Ce sont des neurones qui ne fonctionnent plus normalement, tout en restant pourtant actifs et vivants : une étude publiée le 2 avril 2024 met en avant la découverte de « neurones zombies » dans le cerveau. Et contrairement à ce que cette expression — utilisée par les auteurs — peut laisser penser, ces neurones n’ont rien de dangereux. C’est même tout l’inverse.
C’est au niveau du cervelet (cerebellum, le « petit cerveau »), que l’on trouve chez les vertébrés, que cette découverte est située. C’est une zone déterminante ; elle coordonne nos mouvements et notre équilibre, ainsi que notre apprentissage. Pour y parvenir, le cervelet reçoit en permanence des signaux d’erreurs et modifie notre réponse comportementale en itérant au fil de ces signaux très spécifiques.
On ignore précisément quelle forme prennent ces signaux dans le cervelet ni la manière dont ils sont traités. C’était justement le but de cette étude, basée sur des souris, dont le cerveau comporte de nombreuses similarités avec le nôtre. Pour cela, ils ont mobilisé une technique appelée optogénétique : il s’agit d’activer des neurones en particulier grâce à des signaux lumineux captés par les yeux. En l’occurrence, l’enjeu était d’activer les « fibres grimpantes » qui servent de points d’entrée aux signaux reçus par le cervelet.
« Les fibres grimpantes répondent normalement à des stimuli sensoriels, comme une bouffée d’air dans l’œil », expliquent les chercheurs. « En activant précisément ces fibres par optogénétique, nous avons pu faire croire à la souris qu’elle avait reçu une bouffée d’air, alors que ce n’était pas le cas. » Au fil des stimulations des fibres grimpantes via cet indice visuel, les souris ont appris à cligner des yeux en réponse à cette stimulation, même si celle-ci n’existait pas. Ici, il n’y avait pas réellement de bouffée d’air. « Cela prouve que ces fibres sont suffisantes pour entraîner ce type d’apprentissage associatif. »
Des neurones zombifiés qui nous apprennent beaucoup
La première découverte de l’étude est donc de prouver l’utilité des fibres grimpantes dans l’apprentissage associatif. Mais une seconde découverte, imprévue, est venue se glisser dans leurs travaux.

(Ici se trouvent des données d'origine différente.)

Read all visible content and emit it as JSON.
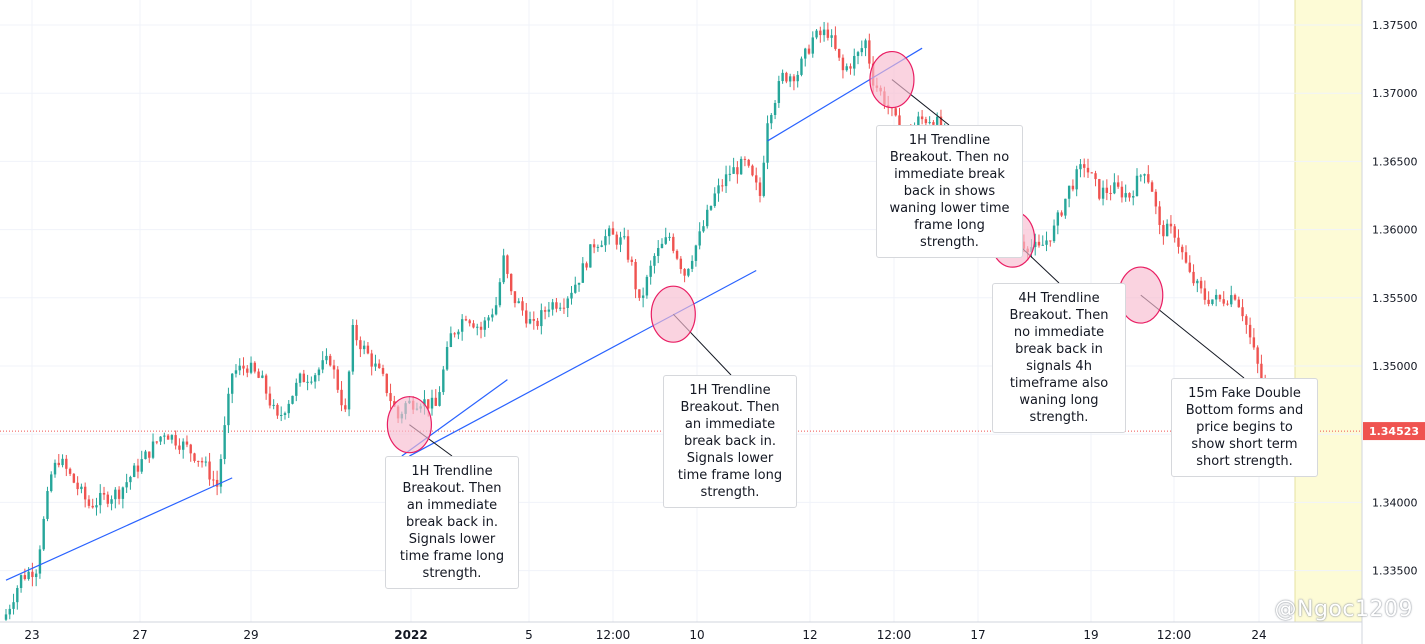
{
  "chart_data": {
    "type": "candlestick",
    "x_ticks": [
      "23",
      "27",
      "29",
      "2022",
      "5",
      "12:00",
      "10",
      "12",
      "12:00",
      "17",
      "19",
      "12:00",
      "24"
    ],
    "y_ticks": [
      "1.37500",
      "1.37000",
      "1.36500",
      "1.36000",
      "1.35500",
      "1.35000",
      "1.34500",
      "1.34000",
      "1.33500"
    ],
    "ylim": [
      1.3305,
      1.3761
    ],
    "last_price": "1.34523",
    "close_points": [
      [
        0,
        1.3318
      ],
      [
        4,
        1.3345
      ],
      [
        8,
        1.3352
      ],
      [
        12,
        1.342
      ],
      [
        14,
        1.3432
      ],
      [
        22,
        1.3398
      ],
      [
        30,
        1.3408
      ],
      [
        36,
        1.343
      ],
      [
        42,
        1.3452
      ],
      [
        48,
        1.344
      ],
      [
        52,
        1.343
      ],
      [
        56,
        1.3412
      ],
      [
        60,
        1.3495
      ],
      [
        64,
        1.35
      ],
      [
        68,
        1.3488
      ],
      [
        72,
        1.346
      ],
      [
        78,
        1.349
      ],
      [
        82,
        1.3495
      ],
      [
        86,
        1.3505
      ],
      [
        90,
        1.3465
      ],
      [
        92,
        1.3525
      ],
      [
        96,
        1.3508
      ],
      [
        100,
        1.349
      ],
      [
        104,
        1.3462
      ],
      [
        106,
        1.3472
      ],
      [
        110,
        1.3475
      ],
      [
        114,
        1.347
      ],
      [
        118,
        1.3522
      ],
      [
        122,
        1.3538
      ],
      [
        126,
        1.3527
      ],
      [
        130,
        1.3545
      ],
      [
        132,
        1.3578
      ],
      [
        134,
        1.3552
      ],
      [
        136,
        1.3545
      ],
      [
        140,
        1.3528
      ],
      [
        144,
        1.3545
      ],
      [
        148,
        1.3548
      ],
      [
        152,
        1.3565
      ],
      [
        156,
        1.359
      ],
      [
        160,
        1.3596
      ],
      [
        164,
        1.359
      ],
      [
        166,
        1.3573
      ],
      [
        168,
        1.3545
      ],
      [
        172,
        1.358
      ],
      [
        176,
        1.3595
      ],
      [
        180,
        1.3568
      ],
      [
        184,
        1.3595
      ],
      [
        188,
        1.3625
      ],
      [
        192,
        1.3642
      ],
      [
        196,
        1.3648
      ],
      [
        200,
        1.3625
      ],
      [
        202,
        1.3682
      ],
      [
        206,
        1.3712
      ],
      [
        210,
        1.3715
      ],
      [
        214,
        1.374
      ],
      [
        218,
        1.3745
      ],
      [
        222,
        1.3716
      ],
      [
        226,
        1.3728
      ],
      [
        228,
        1.3738
      ],
      [
        230,
        1.371
      ],
      [
        234,
        1.369
      ],
      [
        238,
        1.3667
      ],
      [
        242,
        1.368
      ],
      [
        246,
        1.3682
      ],
      [
        250,
        1.3665
      ],
      [
        254,
        1.3645
      ],
      [
        258,
        1.3657
      ],
      [
        262,
        1.3636
      ],
      [
        266,
        1.3598
      ],
      [
        270,
        1.359
      ],
      [
        274,
        1.3585
      ],
      [
        278,
        1.36
      ],
      [
        282,
        1.363
      ],
      [
        286,
        1.3648
      ],
      [
        290,
        1.3627
      ],
      [
        294,
        1.363
      ],
      [
        298,
        1.3625
      ],
      [
        302,
        1.3645
      ],
      [
        304,
        1.363
      ],
      [
        306,
        1.36
      ],
      [
        310,
        1.3598
      ],
      [
        314,
        1.3566
      ],
      [
        318,
        1.355
      ],
      [
        322,
        1.3548
      ],
      [
        326,
        1.3553
      ],
      [
        328,
        1.354
      ],
      [
        330,
        1.352
      ],
      [
        334,
        1.348
      ],
      [
        337,
        1.3452
      ]
    ],
    "trendlines": [
      {
        "from": [
          0,
          1.3343
        ],
        "to": [
          60,
          1.3418
        ]
      },
      {
        "from": [
          105,
          1.3434
        ],
        "to": [
          133,
          1.349
        ]
      },
      {
        "from": [
          107,
          1.3434
        ],
        "to": [
          199,
          1.357
        ]
      },
      {
        "from": [
          202,
          1.3665
        ],
        "to": [
          243,
          1.3733
        ]
      }
    ],
    "highlights": [
      [
        107,
        1.3457
      ],
      [
        177,
        1.3538
      ],
      [
        235,
        1.371
      ],
      [
        267,
        1.3593
      ],
      [
        301,
        1.3552
      ]
    ],
    "annotations": [
      {
        "id": "a1",
        "text": "1H Trendline Breakout. Then an immediate break back in. Signals lower time frame long strength.",
        "point": [
          107,
          1.3457
        ]
      },
      {
        "id": "a2",
        "text": "1H Trendline Breakout. Then an immediate break back in. Signals lower time frame long strength.",
        "point": [
          177,
          1.3538
        ]
      },
      {
        "id": "a3",
        "text": "1H Trendline Breakout. Then no immediate break back in shows waning lower time frame long strength.",
        "point": [
          235,
          1.371
        ]
      },
      {
        "id": "a4",
        "text": "4H Trendline Breakout. Then no immediate break back in signals 4h timeframe also waning long strength.",
        "point": [
          267,
          1.3593
        ]
      },
      {
        "id": "a5",
        "text": "15m Fake Double Bottom forms and price begins to show short term short strength.",
        "point": [
          301,
          1.3552
        ]
      }
    ],
    "grid": true
  },
  "watermark": "@Ngoc1209",
  "colors": {
    "up": "#26a69a",
    "down": "#ef5350",
    "trendline": "#2962ff",
    "highlight_fill": "#f8bbd0",
    "highlight_stroke": "#e91e63",
    "price_label": "#ef5350",
    "highlight_zone": "#fdfbd6"
  }
}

Pour mobiliser l’optogénétique, les chercheurs ont modifié génétiquement les souris en injectant, dans leurs fibres grimpantes, une protéine réactive à la lumière, appelée Channelrhodopsin-2 (ChR2 pour les intimes). Mais ces souris modifiées génétiquement ne parvenaient plus à répondre normalement, ensuite, à des signaux normaux comme une véritable bouffée d’air.
Les fibres grimpantes étaient accidentellement coupées du reste du circuit, alors même qu’elles continuaient de fonctionner. En somme, elles existaient, elles étaient actives, mais ne servaient plus à rien. « Il s’est avéré que l’introduction de ChR2 dans les fibres grimpantes modifiait leurs propriétés naturelles, les empêchant de répondre de manière appropriée à des stimuli sensoriels standard tels que des bouffées d’air », expliquent les chercheurs. Résultat ? Cela a eu pour effet de « bloquer complètement la capacité d’apprentissage des animaux » (mis à part via les stimulations par optogénétiques).
Pour leurs auteurs, le fait même qu’une modification des fibres grimpantes interrompt la capacité naturelle à l’apprentissage représente « la preuve la plus convaincante à ce jour que les signaux des fibres grimpantes sont essentiels pour l’apprentissage associatif (…) ». Ils veulent maintenant comprendre pourquoi et pourquoi l’ajout de la protéine ChR2 entraîne la zombification de ces neurones — car cela pourrait permettre de mieux en comprendre le fonctionnement fondamental.